И я смутилась. Сначала. На некоторое время.
Но Артем произнес это так обычно и свободно, что я не нашлась, что сказать. Сказать этому наглецу… Что-нибудь да сказать.
Артем поднял с пола вещмешок и багор, забрал у меня рюкзак, закинул на плечо, а я все молчала, хотя сама должна…
– У нас скоро поезд, – сказал он. – Хотя нас, наверное, подождут?
– Наверное, – согласилась я. – Но все равно…
– Все равно надо спешить.
– Надо спешить.
Мы вышли на улицу. У входа приплясывал рикша, он схватил наши вещи, закинул в багажное отделение, сам же замер в полупоклоне; на крыльцо выскочила горничная и принялась плакать, и я вдруг совершенно ясно поняла, что больше ее никогда не увижу. Я даже не успела узнать ее имя.

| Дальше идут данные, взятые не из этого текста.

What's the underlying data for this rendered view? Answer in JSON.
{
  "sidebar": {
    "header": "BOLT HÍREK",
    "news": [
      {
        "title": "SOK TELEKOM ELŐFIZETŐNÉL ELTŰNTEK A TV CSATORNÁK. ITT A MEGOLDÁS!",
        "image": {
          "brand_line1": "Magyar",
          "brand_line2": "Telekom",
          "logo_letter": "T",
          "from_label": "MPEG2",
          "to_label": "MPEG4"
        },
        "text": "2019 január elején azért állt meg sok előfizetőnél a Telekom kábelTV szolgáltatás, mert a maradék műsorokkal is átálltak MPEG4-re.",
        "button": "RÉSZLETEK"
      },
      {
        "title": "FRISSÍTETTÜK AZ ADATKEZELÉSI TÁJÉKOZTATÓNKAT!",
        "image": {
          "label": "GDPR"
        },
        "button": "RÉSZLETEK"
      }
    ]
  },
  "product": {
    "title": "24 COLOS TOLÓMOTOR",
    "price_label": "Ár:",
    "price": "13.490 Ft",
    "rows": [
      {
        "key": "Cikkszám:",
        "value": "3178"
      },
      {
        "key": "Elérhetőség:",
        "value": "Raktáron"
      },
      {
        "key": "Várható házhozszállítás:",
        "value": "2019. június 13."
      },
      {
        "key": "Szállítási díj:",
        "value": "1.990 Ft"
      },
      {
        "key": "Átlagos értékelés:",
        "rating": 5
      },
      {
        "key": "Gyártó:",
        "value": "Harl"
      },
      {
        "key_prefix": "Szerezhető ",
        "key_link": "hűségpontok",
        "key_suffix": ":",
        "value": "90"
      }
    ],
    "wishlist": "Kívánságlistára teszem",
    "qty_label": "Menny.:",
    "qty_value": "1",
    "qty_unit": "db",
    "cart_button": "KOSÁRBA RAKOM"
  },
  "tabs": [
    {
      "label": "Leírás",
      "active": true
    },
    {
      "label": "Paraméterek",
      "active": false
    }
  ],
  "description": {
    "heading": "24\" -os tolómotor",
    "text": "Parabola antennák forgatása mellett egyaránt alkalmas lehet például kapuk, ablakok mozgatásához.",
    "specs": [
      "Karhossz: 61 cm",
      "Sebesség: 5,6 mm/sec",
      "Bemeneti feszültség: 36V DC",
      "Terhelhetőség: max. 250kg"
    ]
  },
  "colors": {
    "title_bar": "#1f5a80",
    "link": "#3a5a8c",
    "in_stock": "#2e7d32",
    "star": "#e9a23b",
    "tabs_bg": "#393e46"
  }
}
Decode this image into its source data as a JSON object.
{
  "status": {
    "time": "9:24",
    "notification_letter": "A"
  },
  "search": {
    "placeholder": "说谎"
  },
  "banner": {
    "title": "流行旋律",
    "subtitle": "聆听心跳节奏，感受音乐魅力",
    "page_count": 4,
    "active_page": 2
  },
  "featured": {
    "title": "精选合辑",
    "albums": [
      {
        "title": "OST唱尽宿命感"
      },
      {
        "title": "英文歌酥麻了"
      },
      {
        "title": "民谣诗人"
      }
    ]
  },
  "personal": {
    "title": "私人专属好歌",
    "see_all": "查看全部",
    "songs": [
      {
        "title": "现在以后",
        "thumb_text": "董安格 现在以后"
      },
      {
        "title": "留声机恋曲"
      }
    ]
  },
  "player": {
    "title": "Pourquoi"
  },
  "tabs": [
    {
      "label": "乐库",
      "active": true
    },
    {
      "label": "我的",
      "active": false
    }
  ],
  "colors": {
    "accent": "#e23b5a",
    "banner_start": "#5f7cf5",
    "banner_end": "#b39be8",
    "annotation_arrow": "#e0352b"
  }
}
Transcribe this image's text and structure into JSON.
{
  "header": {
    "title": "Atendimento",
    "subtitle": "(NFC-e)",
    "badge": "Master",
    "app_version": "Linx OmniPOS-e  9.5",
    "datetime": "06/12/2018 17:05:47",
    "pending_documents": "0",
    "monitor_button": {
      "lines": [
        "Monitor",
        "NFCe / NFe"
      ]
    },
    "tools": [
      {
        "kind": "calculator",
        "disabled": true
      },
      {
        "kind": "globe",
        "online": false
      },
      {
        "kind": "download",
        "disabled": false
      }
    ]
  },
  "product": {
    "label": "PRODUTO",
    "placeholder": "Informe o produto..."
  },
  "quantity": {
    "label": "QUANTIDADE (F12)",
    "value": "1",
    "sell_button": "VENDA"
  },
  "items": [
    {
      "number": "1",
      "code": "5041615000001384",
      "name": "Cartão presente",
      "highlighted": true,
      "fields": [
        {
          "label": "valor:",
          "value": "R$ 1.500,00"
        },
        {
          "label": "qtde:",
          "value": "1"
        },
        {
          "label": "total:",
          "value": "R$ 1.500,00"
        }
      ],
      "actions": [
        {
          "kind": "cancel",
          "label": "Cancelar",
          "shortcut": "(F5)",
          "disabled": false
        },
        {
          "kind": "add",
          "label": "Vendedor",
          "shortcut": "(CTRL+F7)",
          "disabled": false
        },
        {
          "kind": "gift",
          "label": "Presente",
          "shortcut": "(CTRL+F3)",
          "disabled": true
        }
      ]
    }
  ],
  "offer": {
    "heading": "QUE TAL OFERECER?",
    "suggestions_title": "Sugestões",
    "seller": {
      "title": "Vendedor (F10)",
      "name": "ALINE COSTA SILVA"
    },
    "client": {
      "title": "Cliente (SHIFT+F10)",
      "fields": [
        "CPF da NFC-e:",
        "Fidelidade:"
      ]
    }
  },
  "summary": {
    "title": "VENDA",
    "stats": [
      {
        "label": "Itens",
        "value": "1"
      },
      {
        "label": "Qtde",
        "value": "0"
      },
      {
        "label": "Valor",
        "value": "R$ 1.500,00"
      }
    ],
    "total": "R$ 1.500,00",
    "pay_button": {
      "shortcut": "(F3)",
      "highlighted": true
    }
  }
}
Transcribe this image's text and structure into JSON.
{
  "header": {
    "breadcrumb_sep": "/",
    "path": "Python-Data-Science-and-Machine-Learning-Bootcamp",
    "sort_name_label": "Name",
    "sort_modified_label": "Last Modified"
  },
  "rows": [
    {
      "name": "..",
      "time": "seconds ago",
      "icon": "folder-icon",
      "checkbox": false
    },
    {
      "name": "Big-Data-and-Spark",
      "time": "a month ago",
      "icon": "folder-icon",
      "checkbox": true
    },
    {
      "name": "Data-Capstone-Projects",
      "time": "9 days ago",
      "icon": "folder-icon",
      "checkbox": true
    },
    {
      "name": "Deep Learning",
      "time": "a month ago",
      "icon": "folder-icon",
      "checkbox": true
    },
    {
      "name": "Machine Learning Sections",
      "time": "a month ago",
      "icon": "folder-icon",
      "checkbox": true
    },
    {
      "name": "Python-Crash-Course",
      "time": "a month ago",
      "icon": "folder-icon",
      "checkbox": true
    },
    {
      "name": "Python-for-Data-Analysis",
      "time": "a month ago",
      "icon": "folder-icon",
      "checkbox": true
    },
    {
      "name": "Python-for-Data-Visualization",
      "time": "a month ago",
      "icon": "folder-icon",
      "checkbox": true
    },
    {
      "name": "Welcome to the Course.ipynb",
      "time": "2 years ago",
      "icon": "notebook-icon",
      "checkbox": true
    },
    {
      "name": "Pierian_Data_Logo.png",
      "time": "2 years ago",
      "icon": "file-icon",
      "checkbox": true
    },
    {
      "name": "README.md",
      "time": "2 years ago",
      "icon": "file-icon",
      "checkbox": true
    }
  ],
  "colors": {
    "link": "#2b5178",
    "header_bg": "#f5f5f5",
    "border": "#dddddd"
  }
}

Всю дорогу Артем молчал; рикша, расталкивая встречных головой, тянул коляску к порту, я смотрела по сторонам; я стеснялась смотреть на Артема, да и он на меня не очень-то внимание обращал, видимо, нам обоим было неудобно. Артем достал большой складной нож, выхлестнул лезвие и начал его править о рукав толстой кожаной куртки. А я зачем-то изучала улочки, переулки, косые заборы, торговцев водой, торговцев жареными крысами, торговцев морской капустой, потом снова торговцев крысами, продавцов диковинной обуви и не менее диковинной одежды и масок, масок встречалось много, так же как фальшивых сабель. Рикша свистел, и звонил, и ругался, мы продолжали пробираться сквозь толпу к железнодорожному вокзалу.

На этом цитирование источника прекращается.